Last week Neville Morley wrote a little piece on his declining blog statistics over at his Sphinx blog and has since followed it up with a new podcast. I haven’t had a chance to listen to the podcast yet and I should have commented on his blog post when he asked other bloggers to chime in on their statistics. I feel like I let the community down.
If I look closely, I can tell that my visitor and page view numbers are down. At the same time, my monthly averages appear steady (or even slightly improved) over the past five or six years. My March numbers, for example, were 106 page views per day which is the highest since 2015 and the fourth highest total in the last 9 years. Two very popular posts, however, in the first half of the month drove a good bit of the traffic. These posts circulated rather widely (for me) on Twitter and Facebook, and social media platforms accounted for over 500 page views (or about 18% of the traffic). In an ordinary month, Twitter and Facebook account for 5%-8% of views. Despite my erratic use of social media to promote my blog, it is notable that for 10 of the last 12 months, my page views have been high than the previous year and for 8 of the last 12 months, they’ve been the strongest since 2015.
It is worth noting, however, that my 2014 and 2015 page views were also buoyed by a series of very prominent posts that led to spikes in traffic. Most of these spikes, like the publication of Punk Archaeology or Visions of Substance, tended to have a much longer tale and while they were abrupt, they attracted readers to my blog for months.

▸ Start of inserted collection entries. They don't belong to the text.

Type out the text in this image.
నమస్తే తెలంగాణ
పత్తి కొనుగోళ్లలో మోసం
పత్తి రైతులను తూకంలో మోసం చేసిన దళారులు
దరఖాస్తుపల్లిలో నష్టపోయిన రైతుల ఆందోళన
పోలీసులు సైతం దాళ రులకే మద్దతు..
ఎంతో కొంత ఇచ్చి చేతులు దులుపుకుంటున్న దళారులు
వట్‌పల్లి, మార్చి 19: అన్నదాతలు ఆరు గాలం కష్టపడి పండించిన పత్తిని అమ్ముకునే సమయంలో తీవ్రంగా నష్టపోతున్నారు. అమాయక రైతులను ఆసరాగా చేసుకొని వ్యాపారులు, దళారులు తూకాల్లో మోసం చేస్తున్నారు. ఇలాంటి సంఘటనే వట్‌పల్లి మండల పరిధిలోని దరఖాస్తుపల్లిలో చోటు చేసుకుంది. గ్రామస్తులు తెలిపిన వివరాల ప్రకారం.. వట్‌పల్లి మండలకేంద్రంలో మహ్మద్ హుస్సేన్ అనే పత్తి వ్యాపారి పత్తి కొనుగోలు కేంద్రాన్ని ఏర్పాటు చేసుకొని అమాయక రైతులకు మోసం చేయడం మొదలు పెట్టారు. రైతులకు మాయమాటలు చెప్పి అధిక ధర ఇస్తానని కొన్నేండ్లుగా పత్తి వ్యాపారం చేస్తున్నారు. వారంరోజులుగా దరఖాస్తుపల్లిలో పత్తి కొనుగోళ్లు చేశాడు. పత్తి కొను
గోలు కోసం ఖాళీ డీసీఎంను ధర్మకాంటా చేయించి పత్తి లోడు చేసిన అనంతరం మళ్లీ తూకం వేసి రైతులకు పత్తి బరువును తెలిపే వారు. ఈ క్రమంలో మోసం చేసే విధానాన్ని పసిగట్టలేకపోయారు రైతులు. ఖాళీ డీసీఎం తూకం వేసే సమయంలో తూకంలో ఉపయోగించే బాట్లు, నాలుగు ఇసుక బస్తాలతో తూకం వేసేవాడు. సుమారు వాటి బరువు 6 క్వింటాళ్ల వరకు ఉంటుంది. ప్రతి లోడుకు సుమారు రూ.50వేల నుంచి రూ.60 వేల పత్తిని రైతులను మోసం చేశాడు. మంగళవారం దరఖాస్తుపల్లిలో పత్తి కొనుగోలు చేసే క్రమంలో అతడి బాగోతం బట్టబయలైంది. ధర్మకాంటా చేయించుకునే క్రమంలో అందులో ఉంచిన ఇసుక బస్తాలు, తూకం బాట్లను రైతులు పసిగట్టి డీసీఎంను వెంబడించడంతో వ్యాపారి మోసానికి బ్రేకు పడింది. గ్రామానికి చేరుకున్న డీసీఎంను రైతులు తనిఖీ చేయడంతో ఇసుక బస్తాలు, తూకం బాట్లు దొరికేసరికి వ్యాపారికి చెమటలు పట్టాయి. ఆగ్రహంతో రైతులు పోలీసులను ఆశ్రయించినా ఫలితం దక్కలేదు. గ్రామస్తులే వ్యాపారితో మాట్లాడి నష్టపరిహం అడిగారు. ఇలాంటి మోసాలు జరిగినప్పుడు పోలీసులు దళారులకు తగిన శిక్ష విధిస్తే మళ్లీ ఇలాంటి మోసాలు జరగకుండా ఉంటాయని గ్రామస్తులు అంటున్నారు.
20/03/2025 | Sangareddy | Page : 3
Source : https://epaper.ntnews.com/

It may be that the shorter term spikes in my blog’s page views reflects the function of blogs within at least American academia has changed. When I started my blog I wanted both to draw the public into my research and give them a bit of a perspective on how scholars (and, in particular, archaeologists) build their arguments. In fact, I celebrated the fuzziness of the knowledge making the process and the ragged edges of what we know. This seemed like a good thing to do at the time when fetishization of “facts” was undermining the careful work of scholars in the humanities to present a world where structures, power, and practice matter more than black and white judgements. Today, this mission seems more problematic and my audience, perhaps, less interested and sympathetic.
Today, my most popular posts serve as open letters which attempt to address issues that face my discipline and academia more broadly. The audience is more academic, more engaged with social, political, and economic situation within academia, and less curious about how knowledge is made in my little corner of the discipline. This isn’t meant as a critique or even criticism of my readers, blogging, or academia, but speaks to the shifting landscape of blogging as practice. Instead of blogs maturing into a less-formal and more intimate complement to the scholarly discourse, blogs have become places where we negotiate the social conscience of our fields. This is not a bad thing, but it creates a different rhythm of blog viewing.